Emma ini temanku di RAR. Kami sama-sama jadi redaktur koran.
SMS Emma masuk saat aku hendak memejamkan mata.
Isinya terlihat penting. Sedikit memaksa. Tidak biasanya Emma mengirim SMS seperti ini. Pasti sesuatu telah terjadi.
Emma segera kuhubungi. Suara Emma terdengar seperti orang ketiban sial.
“Halo Ma, gimana kabarnya. Apa semua baik-baik saja?” Tanyaku.

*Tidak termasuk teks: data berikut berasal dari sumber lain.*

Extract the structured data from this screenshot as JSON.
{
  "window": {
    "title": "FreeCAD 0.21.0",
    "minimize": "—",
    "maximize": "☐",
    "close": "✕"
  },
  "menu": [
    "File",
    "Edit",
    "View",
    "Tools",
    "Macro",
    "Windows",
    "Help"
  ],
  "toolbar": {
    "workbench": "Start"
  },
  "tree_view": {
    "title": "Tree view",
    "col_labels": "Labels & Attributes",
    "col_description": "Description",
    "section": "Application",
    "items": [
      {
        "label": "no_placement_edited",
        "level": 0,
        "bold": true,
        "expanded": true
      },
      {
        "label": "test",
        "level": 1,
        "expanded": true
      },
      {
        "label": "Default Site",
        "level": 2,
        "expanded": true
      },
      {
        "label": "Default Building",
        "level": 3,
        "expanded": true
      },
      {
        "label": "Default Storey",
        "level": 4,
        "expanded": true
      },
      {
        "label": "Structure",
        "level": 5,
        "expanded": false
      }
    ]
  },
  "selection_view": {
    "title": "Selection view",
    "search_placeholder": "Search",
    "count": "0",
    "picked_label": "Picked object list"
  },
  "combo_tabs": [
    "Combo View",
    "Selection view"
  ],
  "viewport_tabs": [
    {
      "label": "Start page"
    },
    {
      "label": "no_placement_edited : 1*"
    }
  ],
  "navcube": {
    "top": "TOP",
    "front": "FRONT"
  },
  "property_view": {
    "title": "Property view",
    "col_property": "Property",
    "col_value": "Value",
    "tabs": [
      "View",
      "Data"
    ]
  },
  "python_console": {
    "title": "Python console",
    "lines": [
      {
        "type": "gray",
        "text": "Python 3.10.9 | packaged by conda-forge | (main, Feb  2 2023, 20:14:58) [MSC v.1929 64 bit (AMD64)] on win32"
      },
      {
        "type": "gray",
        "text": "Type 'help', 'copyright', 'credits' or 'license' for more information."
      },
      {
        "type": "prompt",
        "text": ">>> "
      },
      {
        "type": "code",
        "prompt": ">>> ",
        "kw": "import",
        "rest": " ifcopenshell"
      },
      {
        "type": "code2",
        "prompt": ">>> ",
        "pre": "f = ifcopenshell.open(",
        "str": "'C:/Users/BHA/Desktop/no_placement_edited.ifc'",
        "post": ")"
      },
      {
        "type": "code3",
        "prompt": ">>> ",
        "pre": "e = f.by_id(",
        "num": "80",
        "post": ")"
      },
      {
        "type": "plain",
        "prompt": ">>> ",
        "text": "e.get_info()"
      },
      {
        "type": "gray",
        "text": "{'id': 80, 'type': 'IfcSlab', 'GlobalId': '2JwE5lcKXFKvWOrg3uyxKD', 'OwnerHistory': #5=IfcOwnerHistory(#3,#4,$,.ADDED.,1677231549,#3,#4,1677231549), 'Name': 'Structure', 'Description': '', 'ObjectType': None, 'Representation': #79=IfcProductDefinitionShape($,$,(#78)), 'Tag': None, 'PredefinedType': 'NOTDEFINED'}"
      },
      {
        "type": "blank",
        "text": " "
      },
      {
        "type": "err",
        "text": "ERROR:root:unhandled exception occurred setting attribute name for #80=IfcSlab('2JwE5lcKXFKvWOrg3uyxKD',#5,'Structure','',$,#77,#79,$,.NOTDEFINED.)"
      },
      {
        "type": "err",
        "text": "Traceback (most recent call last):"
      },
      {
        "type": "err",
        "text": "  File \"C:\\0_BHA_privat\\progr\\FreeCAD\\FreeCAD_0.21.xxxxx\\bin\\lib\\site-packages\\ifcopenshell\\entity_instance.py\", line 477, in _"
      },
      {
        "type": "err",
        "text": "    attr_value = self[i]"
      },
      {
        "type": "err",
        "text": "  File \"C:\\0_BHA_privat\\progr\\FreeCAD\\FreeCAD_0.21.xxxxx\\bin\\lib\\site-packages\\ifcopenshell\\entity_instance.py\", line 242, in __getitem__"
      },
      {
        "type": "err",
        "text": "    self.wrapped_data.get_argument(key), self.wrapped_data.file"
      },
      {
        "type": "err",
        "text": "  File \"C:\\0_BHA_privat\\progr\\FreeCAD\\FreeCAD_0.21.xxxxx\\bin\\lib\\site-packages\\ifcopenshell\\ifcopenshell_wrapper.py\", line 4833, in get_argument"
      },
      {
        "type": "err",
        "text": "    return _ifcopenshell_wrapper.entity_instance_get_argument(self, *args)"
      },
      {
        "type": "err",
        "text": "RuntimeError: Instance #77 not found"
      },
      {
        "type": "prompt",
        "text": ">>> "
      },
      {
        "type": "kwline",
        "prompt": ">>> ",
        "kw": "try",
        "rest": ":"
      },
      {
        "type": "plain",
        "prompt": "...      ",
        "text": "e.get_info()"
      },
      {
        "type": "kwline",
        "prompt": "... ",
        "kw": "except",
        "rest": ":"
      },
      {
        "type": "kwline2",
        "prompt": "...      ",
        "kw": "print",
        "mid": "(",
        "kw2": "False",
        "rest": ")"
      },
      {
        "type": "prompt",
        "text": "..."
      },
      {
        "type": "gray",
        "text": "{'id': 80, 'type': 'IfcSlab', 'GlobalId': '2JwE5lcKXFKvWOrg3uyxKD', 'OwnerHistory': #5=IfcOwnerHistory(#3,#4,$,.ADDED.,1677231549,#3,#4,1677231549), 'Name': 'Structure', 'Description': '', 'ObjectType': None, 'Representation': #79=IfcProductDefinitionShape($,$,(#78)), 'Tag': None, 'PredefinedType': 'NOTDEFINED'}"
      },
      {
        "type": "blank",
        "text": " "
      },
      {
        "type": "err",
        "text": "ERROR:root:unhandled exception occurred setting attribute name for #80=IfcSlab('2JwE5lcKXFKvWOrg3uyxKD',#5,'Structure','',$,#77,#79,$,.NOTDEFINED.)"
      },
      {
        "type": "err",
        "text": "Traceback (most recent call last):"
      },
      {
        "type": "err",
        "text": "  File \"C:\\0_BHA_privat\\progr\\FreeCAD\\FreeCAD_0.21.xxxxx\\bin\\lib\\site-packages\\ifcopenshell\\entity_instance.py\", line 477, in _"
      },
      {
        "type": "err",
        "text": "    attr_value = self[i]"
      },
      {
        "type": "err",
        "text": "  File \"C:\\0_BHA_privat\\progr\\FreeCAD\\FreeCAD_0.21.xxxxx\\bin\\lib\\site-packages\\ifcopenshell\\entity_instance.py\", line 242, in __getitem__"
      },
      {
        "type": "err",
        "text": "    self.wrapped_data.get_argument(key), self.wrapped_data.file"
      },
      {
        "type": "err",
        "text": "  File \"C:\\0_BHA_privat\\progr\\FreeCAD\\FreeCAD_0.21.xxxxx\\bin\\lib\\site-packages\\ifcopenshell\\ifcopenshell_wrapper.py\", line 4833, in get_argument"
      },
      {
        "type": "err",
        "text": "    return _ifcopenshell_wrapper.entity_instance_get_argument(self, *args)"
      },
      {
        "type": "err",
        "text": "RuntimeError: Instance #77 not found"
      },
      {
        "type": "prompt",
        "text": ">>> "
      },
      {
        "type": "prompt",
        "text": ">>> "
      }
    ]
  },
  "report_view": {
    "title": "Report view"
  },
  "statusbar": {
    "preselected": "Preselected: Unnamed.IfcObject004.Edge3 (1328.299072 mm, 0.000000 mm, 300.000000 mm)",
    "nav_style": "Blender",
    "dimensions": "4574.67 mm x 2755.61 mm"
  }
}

“Eh Al, aku ditawari kerja di Bali. Kamu mau ga?” Emma tidak menyinggung RAR. Jadi, kupikir tidak ada masalah.
“Bali, jauh juga!”
Seketika anganku mengembara ke mana-mana.
“Ok, siapa takut.”
“Beneran nih, soalnya yang dibutuhkan tiga orang termasuk aku. Kira-kira Yoga mau gak!”
Rupanya Emma meragukan keputusanku tanpa pikir panjang itu. Padahal aku sudah menjadi orang bebas. Lagipula aku masih bujangan. Paling masalahnya terletak pada ibu. Apakah diijinkan atau tidak. Sebab aku termasuk anak tunggal. Sejak ayah meninggal, ibu selalu menyibukkan diri di kantor dengan segudang pekerjaannya.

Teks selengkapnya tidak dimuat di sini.